In what’s believed to be a world first, researchers from Trinity College Dublin and the University of Manchester used a technique called liquid phase exfoliation (LPE) to create 2D sheets from these unusual starting materials. They published their results this week in the journal 2D Materials.
Lead researcher Professor Jonathan Coleman, from Trinity College Dublin, said: “Two-dimensional materials have interesting properties and broad potential applications. For applications in fields such as composites, printed electronics and electrochemical devices, suspensions of nanosheets in liquids are needed. A number of methods exist to do this. However, they are all relatively limited, as they tend to apply only to a single material or family of materials. In contrast, LPE is quite versatile and widely applicable.”

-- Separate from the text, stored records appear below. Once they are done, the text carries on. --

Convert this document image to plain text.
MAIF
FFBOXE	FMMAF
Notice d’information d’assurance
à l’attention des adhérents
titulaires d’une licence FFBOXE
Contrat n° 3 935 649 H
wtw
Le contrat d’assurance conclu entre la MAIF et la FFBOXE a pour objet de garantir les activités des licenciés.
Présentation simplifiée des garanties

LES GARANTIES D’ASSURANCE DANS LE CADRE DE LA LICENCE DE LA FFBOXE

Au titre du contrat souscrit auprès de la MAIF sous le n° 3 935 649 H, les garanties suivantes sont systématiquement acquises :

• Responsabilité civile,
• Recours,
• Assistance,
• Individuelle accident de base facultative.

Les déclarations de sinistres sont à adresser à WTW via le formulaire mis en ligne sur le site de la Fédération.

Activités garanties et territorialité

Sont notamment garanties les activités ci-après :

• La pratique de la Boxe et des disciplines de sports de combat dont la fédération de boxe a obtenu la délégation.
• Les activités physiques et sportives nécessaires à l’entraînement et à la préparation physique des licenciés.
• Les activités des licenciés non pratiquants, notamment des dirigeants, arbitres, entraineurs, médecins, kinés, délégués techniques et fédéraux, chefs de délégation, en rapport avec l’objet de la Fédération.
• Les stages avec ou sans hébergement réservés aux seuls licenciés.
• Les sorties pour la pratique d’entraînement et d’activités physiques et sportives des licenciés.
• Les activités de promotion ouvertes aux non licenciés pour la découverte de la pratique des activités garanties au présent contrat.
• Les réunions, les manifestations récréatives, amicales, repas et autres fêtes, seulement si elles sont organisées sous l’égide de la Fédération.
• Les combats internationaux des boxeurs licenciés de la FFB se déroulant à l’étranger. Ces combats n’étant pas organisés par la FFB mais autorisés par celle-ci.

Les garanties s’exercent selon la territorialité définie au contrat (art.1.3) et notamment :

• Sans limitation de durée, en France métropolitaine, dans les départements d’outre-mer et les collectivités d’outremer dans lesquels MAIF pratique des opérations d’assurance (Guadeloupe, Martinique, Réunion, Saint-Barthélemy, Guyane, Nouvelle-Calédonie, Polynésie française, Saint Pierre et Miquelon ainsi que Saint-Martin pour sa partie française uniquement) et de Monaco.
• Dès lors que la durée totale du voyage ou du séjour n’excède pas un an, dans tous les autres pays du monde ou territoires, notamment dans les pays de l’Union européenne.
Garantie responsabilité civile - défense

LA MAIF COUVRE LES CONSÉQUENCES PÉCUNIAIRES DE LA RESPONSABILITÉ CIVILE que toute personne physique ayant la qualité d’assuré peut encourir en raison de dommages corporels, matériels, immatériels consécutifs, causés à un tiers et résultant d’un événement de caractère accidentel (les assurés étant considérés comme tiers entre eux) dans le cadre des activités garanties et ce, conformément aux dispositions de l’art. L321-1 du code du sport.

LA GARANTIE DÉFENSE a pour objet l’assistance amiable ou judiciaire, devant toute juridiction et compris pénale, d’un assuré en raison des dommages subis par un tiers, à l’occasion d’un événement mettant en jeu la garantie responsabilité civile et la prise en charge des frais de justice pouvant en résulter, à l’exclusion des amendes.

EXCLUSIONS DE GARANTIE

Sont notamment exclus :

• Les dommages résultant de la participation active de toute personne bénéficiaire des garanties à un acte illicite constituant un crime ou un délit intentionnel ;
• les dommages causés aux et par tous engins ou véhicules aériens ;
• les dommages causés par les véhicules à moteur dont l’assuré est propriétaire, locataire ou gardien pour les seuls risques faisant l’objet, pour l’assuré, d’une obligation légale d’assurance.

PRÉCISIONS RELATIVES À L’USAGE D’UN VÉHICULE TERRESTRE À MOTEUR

In their study, the team aimed to find out exactly how versatile LPE is by using impure starting materials far removed from the pure powder or crystals from chemical suppliers normally used to create nanosheets.
Professor Coleman said: “LPE has been applied previously to graphene, boron nitride, and transition metal oxides, but these materials are nominally uncharged. Many layered oxides, hydroxides and silicates are charged.
“This means they must always be accompanied by charge balancing counter ions. The presence of these counter ions might suggest LPE cannot be used to exfoliate clays, for example. Additionally, the starting materials that have been exfoliated by LPE tend to be very pure. The question is whether LPE can be used to produce nanosheets from an impure starting material, or whether other components will dominate the exfoliated product.
The team put talcum powder bought from Boots (containing the layered compound talc), cat litter from Lidl (known to contain layered silicate compounds, notably palygorskite and montmorillonite/bentonite), and sand collected from a beach in Co. Kerry, Ireland (suspected to contain small amounts of layered clays), through a standard LPE procedure. This comprised placing the materials in a surfactant solution and using ultrasound to agitate the particles, which was then followed by centrifugation.
The team successfully produced nanosheets of talc, a bentonite/palygorskite mixture and mica from the three starting materials respectively.
Professor Coleman said: “Our results show that LP is an extremely versatile technique for producing nanosheets from layered precursors. It is possible to process naturally occurring materials such as talc, cat litter and a clay/sand mix using LPE and obtain purified nanosheets, while rejecting any unwanted non- 2D material.
“What is particularly surprising is that the bentonite and palygorskite layered crystals, contained in the cat litter as well as the mica in the beach sand, should both consist of charged layers with charge-balancing counter ions, yet could still be exfoliated by LPE.
“This shows LPE can potentially be applied to a much broader range of layered compounds than previously thought, opening the possibility of exfoliating a range of layered silicates as well as charged layered oxides and hydroxides.”